In diabetics, following treatments of short duration, the results are variable, the tolerance to glucose being as often increased as it is decreased, with parallel changes in the fasting blood sugar level. But, in prolonging the administration of the medication, one observes an increase of the tolerance of carbohydrates. Anyway, in basing himself on the study of 32 cases of diabetes, Simkins concludes that dinitrophenol is not toxic for diabetics. He remarks that this observation goes counter to some assertions that have been a little prematurely advanced.
Dinitrophenyl-lysidine at therapeutic doses therefore has an action on the organism which is completely physiological. This action has been demonstrated in obesity where it has been compared to the actions of thyroid medication and physical exercise.
The existence of obesities of glandular origin, especially by thyroid insufficiency, has resulted in the use of thyroxine in numerous subjects.
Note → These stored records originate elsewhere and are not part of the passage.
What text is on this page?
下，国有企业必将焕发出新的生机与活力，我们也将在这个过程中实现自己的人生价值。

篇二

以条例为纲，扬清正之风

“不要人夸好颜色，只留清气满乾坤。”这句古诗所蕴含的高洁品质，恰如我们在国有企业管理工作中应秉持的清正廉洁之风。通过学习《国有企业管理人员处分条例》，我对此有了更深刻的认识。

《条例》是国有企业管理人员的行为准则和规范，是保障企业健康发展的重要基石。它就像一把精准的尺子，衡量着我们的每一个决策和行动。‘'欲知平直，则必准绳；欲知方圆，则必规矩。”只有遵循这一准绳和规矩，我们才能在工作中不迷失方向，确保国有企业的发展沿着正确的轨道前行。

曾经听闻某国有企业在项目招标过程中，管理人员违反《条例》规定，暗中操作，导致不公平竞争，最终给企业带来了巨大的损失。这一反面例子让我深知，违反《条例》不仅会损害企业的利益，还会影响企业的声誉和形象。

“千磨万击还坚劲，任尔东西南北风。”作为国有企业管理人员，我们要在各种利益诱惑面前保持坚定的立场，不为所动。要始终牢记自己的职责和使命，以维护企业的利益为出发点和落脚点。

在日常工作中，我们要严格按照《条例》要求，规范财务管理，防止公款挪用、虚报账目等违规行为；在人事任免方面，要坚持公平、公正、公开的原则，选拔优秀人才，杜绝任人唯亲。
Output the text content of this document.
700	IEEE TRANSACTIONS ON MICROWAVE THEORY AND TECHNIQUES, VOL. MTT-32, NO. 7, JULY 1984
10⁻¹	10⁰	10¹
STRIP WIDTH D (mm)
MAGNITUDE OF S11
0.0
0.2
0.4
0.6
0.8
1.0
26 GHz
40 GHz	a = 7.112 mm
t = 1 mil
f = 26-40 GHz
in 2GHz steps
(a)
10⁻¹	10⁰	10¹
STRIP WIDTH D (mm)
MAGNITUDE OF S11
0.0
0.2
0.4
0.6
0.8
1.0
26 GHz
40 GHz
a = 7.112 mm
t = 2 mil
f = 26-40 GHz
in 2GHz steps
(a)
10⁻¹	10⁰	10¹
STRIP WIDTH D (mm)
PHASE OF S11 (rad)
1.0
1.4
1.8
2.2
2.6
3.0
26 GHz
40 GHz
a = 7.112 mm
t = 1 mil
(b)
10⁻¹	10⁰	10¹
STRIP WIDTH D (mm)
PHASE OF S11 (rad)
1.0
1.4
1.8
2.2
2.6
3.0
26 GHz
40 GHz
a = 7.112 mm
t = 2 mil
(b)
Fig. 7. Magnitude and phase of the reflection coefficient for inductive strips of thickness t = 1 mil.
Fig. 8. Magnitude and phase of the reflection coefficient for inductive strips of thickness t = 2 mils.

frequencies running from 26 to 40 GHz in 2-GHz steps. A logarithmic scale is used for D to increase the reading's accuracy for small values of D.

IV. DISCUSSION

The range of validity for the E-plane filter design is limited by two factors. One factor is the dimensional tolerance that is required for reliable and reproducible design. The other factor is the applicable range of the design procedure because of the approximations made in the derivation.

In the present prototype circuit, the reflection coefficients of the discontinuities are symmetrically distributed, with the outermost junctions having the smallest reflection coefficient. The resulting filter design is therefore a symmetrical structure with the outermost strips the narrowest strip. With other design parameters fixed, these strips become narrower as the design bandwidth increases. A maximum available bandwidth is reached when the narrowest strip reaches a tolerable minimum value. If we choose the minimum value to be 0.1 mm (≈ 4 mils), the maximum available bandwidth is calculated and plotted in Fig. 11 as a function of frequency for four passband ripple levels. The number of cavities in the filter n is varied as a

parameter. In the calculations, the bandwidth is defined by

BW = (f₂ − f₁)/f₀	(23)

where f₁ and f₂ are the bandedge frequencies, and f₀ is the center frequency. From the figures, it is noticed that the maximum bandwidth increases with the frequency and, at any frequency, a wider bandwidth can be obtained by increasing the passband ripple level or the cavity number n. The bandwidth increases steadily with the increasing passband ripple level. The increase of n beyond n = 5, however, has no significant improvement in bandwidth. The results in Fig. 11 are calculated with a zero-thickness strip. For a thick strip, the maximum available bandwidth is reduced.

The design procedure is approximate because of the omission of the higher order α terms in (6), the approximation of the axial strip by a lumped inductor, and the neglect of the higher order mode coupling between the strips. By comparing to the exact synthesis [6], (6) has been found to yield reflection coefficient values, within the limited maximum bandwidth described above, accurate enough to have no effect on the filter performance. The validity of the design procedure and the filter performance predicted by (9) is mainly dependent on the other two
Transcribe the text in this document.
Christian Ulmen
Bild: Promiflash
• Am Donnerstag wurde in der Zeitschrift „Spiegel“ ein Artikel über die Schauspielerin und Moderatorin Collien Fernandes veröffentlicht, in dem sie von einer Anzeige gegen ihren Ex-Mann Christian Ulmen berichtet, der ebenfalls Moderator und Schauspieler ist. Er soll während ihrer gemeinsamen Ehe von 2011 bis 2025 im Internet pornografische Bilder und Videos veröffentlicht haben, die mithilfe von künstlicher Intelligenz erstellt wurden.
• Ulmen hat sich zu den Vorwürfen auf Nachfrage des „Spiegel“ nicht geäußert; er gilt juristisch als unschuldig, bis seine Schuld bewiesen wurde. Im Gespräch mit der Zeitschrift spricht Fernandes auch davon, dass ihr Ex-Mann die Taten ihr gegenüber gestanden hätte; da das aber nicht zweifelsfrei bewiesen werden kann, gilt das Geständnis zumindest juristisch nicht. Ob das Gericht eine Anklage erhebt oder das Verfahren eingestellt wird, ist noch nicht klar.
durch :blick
"This wasn't without inconveniences, sometimes grave, characterized especially by cardiac and nervous troubles; the effective dose of thyroxine is, in fact, very close to the toxic dose. Further, we has frequently seen these accidents persisting after the administration even of a single dose, which leads to the impossibility of stopping them immediately by a simple suspension of the medication. Yet, from the point of view of its specific action on the basal metabolism, dinitrophenol offers this precious advantage that the cessation of its use at the slightest appearance of signs indicating an imminence of intoxication results immediately in the arrest of those symptoms." (Professor Pouchet).
Finally, thyroxine causes a nitrogen malnutrition: it burns the muscle and fatigues the heart. Dinitrophenol-lysidine, to the contrary, causes a lipid-glycemic loss: it is the elimination of reserve materials without attacking visceral and muscle tissue.
As for physical exercise, it seems to act exactly like dinitro therapy. Marcowitz, in his communication to the Academy of Medicine of Toronto on October 9, 1934, based on 90 cases of obesity, having followed this treatment during a period of 16 months, concludes that its action may be succinctly described in saying that the effects on the organism are similar to those of physical exercises.
The fact is besides established by physiologists, since dinitrophenol raises thermogenesis and not the metabolic quotient.
All the clinicians know actually that dinitro medication is irreplaceable in cases of monstrous obesities which prevent all exercise. It can be used in the obese for whom occupations, life style or cardiac troubles do not permit physical exercises. It is indispensible for the grossly obese in cases of abdominal operations and immobilization due to illness (inflammation of fallopian tubes, appendicitis, etc.) for which there is an urgency to obtain a reduction of subcutaneous fat.
But this clinical use has not been able to be extended other than when the experimental research pursued on humans, with a dinitro drug free from impurities, has been able to demonstrate the biological effects of it in a very precise way.
1. La Therapeutique dinitree (J.-B. Bailliere et Fils, editeurs, 1937).